NiF morphed into a group called "Organizing Ideas" and then into one called "Simplicity." It's possible that another publisher group like News In The Future might emerge again, says Driscoll. "It kind of depends on sponsor needs."

But it was during the existence of the NiF group that MIT researchers developed the technology for E-ink. The idea, unfortunately, seemed "too far off" for newspapers so we went back to what we knew - ink on paper.

Today, Sony offers a Portable Reader System that "boasts the world's first consumer application of Electronic ink...that delivers a realistic print look that rivals traditional paper," according to Global Traveler magazine. For $350, you can read high-resolution print and graphics on a device the size of a paperback book.

Where would newspapers be today if we'd stayed the course?

At the time, Driscoll says, newspapers were in the mode of buying technological know-how and were content to wait until technology was created.

"Newspapers aren't innovators," Driscoll says. "If it does work, we'll just buy it. They let the opportunity slip."

Driscoll came to his job at MIT through the Boston Globe. The paper was one of the consortium sponsors. He was editor when The New York Times bought the Globe and is candid about the aftermath. "It was clear the Globe was going to be managed by a bookkeeper in New York," Driscoll says. "The quality of their own product remains, but not necessarily their holdings."

The Media Lab offered him a full-time job in 1995 after years of helping MIT students write their thesis papers. He now does community outreach and education on behalf of the lab and writes three blogs: one for sponsors, one for Media Lab staff and faculty, and one for the faculty of both MIT and Cal-Tech, who together are researching election reform issues. The blogs aggregate the best work of thinkers and researchers on various issues.

Driscoll was also an early adopter of citizen media. In 1996 he helped create the SilverStringers, a group of mostly senior citizens who write for the Melrose Mirror, an online magazine. The Media Lab partners with the Melrose group, which has become a sounding board for various projects. Researchers and students frequently visit, present their projects and, according to Driscoll, "get unadulterated feedback."

Driscoll also went on to help develop Rye Reflections, another online site based in Rye, N.H.

Recently, Driscoll teamed up with Media Lab composer Tod Machover (see previous post) on a "hyperscore" project for seriously ill hospital patients. Through computer technology, patients are able to draw lines on a computer screen which are then converted to music. At the culmination of the project, a symphony played several of the patients' musical scores.

Machover has taken the theory of 'healing music' another step, Driscoll says. Yes, music heals, but if you make music yourself it can be more healing to you.

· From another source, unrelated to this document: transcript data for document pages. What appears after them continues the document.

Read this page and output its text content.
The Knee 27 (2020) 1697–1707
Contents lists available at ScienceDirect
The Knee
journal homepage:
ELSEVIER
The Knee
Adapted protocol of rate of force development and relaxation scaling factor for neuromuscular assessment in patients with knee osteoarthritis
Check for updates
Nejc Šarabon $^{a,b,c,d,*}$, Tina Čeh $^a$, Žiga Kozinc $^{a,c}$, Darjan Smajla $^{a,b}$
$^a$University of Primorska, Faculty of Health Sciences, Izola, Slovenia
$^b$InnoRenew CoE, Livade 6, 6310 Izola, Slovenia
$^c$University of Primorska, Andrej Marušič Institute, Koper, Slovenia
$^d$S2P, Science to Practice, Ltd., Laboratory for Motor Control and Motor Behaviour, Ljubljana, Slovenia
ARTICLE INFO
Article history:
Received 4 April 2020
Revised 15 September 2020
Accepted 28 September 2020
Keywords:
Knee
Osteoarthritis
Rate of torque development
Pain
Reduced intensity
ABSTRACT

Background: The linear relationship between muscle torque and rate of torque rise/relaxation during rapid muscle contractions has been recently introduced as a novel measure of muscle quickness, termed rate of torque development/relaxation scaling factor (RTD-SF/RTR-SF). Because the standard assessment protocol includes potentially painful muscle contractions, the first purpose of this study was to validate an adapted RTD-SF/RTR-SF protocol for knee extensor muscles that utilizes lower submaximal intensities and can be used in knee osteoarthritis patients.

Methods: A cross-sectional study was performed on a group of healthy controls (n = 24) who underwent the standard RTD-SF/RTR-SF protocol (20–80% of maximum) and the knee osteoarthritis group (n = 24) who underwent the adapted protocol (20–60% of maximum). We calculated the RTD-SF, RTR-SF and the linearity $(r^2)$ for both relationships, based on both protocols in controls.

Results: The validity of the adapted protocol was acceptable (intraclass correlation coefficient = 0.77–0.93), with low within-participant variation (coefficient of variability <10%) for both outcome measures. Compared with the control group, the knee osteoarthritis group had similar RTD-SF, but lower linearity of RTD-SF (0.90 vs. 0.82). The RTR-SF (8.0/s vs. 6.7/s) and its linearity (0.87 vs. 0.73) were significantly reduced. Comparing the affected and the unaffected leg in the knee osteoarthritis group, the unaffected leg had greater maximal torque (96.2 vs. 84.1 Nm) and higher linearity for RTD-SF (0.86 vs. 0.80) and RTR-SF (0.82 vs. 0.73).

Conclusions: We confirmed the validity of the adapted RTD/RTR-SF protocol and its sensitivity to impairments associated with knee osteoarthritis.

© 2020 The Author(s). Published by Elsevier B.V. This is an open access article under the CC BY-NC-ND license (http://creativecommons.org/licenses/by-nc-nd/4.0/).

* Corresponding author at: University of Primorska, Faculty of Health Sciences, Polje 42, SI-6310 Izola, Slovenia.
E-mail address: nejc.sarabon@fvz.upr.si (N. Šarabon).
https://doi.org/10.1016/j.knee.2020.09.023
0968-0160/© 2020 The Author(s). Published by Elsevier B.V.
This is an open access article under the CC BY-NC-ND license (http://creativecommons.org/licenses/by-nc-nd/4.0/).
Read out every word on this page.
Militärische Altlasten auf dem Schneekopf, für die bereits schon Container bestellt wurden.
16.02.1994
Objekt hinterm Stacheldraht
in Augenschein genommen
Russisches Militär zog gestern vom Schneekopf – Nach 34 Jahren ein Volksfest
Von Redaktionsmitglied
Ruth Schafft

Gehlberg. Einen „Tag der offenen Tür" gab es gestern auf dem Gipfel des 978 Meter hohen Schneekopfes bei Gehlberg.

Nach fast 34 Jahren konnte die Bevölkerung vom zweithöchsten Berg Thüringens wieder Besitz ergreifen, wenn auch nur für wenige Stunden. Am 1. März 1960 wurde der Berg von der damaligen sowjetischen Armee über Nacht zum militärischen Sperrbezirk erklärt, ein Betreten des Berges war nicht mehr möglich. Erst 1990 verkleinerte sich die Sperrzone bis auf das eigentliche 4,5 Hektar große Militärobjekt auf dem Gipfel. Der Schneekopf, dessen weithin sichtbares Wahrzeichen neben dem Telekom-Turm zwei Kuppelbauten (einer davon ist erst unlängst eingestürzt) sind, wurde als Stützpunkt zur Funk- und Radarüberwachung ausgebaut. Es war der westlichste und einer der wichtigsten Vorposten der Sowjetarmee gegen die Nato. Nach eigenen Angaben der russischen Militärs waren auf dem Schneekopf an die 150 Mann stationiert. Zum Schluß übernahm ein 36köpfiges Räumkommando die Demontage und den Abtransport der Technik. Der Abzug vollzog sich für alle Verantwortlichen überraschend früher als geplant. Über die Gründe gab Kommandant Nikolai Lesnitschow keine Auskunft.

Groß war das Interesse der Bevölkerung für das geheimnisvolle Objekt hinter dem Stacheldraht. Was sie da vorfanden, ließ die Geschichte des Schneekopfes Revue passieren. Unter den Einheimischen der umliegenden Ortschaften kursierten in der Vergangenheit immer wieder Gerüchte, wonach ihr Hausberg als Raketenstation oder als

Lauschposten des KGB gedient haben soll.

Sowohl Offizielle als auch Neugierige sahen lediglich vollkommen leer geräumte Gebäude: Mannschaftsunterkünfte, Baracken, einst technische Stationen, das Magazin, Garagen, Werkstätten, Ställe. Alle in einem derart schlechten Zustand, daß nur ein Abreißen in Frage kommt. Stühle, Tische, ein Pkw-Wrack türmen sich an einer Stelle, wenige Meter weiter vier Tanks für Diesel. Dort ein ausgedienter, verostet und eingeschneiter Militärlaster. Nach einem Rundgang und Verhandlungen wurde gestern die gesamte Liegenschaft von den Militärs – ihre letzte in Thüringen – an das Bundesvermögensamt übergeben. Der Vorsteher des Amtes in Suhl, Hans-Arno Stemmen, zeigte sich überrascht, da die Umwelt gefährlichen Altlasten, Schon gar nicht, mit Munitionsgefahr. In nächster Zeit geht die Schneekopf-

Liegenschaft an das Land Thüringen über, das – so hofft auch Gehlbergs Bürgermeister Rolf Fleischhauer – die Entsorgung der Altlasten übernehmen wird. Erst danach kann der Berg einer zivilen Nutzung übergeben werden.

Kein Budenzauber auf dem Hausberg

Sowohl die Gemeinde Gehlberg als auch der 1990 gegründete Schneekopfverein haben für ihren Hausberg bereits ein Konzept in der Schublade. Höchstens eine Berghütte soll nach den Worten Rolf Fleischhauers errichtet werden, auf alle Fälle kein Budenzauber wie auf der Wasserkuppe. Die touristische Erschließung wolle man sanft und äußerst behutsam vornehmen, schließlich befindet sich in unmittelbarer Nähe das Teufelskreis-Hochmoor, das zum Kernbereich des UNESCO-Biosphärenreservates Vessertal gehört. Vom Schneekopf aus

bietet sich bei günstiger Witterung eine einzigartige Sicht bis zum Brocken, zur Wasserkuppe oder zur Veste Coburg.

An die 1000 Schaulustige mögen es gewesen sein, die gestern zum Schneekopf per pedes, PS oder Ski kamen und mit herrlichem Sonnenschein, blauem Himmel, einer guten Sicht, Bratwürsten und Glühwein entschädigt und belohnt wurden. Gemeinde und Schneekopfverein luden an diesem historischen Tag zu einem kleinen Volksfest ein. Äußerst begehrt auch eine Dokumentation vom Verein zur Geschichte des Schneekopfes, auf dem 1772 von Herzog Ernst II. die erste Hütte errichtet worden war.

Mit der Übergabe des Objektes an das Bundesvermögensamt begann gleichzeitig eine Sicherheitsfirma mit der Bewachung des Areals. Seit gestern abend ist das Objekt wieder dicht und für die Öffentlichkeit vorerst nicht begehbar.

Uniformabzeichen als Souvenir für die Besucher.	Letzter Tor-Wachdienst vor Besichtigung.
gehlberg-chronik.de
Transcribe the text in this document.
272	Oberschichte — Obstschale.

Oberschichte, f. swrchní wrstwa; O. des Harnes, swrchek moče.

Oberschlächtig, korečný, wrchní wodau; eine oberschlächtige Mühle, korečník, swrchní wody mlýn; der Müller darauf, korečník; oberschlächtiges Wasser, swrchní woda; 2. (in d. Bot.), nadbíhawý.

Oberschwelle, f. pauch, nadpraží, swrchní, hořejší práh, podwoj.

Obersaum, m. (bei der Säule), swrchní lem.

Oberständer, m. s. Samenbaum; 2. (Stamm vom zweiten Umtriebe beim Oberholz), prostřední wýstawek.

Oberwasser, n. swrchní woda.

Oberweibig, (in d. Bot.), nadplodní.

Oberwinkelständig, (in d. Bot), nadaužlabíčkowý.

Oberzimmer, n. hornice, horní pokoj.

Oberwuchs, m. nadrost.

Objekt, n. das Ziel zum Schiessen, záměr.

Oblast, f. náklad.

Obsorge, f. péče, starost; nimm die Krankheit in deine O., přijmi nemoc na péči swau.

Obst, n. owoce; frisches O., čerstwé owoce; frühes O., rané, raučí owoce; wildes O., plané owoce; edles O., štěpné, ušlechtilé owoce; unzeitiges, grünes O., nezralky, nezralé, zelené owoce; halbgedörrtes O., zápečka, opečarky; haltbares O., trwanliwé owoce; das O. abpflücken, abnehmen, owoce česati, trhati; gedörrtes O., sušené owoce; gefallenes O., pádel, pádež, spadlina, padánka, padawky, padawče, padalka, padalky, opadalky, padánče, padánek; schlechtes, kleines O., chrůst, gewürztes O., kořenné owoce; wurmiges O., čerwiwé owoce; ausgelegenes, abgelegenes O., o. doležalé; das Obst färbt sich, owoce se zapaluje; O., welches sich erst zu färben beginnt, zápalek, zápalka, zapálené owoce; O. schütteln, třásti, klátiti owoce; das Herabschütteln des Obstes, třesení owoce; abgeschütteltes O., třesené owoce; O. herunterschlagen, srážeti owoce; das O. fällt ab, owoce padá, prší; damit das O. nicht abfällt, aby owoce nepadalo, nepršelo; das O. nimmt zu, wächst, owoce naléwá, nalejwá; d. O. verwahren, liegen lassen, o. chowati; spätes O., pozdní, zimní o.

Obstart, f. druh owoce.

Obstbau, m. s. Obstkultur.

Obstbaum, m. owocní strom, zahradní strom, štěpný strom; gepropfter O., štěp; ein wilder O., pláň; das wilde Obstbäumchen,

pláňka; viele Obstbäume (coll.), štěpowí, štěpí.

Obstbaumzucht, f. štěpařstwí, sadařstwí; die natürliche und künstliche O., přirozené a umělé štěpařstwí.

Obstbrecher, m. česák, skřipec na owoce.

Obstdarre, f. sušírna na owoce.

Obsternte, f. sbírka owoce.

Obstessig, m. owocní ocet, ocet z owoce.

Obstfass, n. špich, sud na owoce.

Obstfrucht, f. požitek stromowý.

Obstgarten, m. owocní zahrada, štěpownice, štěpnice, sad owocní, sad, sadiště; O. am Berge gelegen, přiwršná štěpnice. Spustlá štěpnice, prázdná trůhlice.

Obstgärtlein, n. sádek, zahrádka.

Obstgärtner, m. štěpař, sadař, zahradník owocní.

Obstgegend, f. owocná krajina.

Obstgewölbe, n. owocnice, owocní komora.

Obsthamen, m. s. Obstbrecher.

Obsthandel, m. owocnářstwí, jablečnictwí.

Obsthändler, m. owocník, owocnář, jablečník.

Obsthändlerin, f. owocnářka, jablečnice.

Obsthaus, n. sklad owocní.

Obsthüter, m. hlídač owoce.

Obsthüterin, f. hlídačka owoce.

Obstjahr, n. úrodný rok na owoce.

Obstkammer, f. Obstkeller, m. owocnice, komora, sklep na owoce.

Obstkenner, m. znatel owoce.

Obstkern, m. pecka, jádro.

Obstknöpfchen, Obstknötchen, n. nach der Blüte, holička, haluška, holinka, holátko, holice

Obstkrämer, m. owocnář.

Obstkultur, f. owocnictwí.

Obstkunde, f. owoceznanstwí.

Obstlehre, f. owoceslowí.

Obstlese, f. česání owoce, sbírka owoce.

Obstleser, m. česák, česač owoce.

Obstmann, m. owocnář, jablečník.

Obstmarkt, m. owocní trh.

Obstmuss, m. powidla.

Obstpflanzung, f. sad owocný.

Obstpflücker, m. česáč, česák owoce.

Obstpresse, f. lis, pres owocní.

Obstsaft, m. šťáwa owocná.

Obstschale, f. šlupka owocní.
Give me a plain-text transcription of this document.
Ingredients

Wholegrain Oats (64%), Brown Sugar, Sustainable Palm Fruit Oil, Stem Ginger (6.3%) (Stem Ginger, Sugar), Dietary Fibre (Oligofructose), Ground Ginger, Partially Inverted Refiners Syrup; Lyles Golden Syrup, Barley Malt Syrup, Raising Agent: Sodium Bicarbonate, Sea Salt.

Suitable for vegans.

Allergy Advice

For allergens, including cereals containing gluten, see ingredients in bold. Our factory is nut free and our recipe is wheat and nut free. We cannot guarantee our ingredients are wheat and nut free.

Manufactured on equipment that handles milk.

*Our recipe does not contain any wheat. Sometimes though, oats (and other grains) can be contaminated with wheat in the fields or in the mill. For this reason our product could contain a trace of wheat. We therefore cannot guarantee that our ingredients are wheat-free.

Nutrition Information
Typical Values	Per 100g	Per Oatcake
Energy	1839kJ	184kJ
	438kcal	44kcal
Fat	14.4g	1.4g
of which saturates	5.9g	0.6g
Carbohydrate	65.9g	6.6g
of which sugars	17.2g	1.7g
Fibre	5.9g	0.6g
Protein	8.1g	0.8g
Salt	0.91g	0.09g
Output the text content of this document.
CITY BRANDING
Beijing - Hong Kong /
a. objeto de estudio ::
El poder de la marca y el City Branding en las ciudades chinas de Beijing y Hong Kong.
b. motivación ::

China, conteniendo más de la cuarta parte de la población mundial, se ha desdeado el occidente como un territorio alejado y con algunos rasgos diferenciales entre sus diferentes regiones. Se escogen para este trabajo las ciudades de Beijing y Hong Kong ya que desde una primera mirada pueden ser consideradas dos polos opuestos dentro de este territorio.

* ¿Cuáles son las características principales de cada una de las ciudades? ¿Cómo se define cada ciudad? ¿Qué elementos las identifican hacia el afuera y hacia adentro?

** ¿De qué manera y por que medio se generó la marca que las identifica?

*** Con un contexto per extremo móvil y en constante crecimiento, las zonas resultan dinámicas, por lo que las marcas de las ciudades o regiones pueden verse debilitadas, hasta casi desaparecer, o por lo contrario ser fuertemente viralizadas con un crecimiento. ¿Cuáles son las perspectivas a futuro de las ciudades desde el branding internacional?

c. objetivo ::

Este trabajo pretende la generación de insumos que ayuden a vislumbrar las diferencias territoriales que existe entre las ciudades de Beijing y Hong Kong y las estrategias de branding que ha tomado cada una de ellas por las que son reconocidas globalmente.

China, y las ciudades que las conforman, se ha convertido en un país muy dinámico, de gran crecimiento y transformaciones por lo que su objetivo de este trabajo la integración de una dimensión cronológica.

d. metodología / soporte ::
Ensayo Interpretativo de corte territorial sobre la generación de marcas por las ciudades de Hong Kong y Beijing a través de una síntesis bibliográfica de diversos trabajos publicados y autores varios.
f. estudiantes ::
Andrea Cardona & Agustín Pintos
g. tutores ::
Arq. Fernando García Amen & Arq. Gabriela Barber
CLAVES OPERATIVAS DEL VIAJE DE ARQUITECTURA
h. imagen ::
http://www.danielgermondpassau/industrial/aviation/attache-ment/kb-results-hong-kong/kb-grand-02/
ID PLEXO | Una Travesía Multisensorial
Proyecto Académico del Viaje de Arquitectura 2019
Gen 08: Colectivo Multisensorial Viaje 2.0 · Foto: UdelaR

I asked Driscoll and researcher Barbara Barry (see previous post) about the future of traditional newspapers. They both said that papers are part of a continuum - from Revolutionary War pamphleteers to the home-delivered papers we know today.

"I wouldn't be in favor of preserving papers just to preserve them," says Barry. But the need to be informed isn't going to go away. It'll be more important."

Barry cautions that "media inventions" like RSS feeds and multimedia video and audio technology aren't necessarily the answer to improving newspapers or replacing them. She's also not sure we're quite yet at the point of being an Internet Nation. There IS a cult (her word) of content creation going on - podcasters, bloggers - but she doesn't know how widespread the culture really is, or if they're just serving their own interests. For the majority then, papers are still a vital source of information and we still have an opportunity to improve our service and delivery.

Interest in technology IS curving up, Barry says, but will it "create community" in the way papers have traditionally inspired civic engagement? She doesn't know. Predicting beyond 20 years, Driscoll says, is inexact.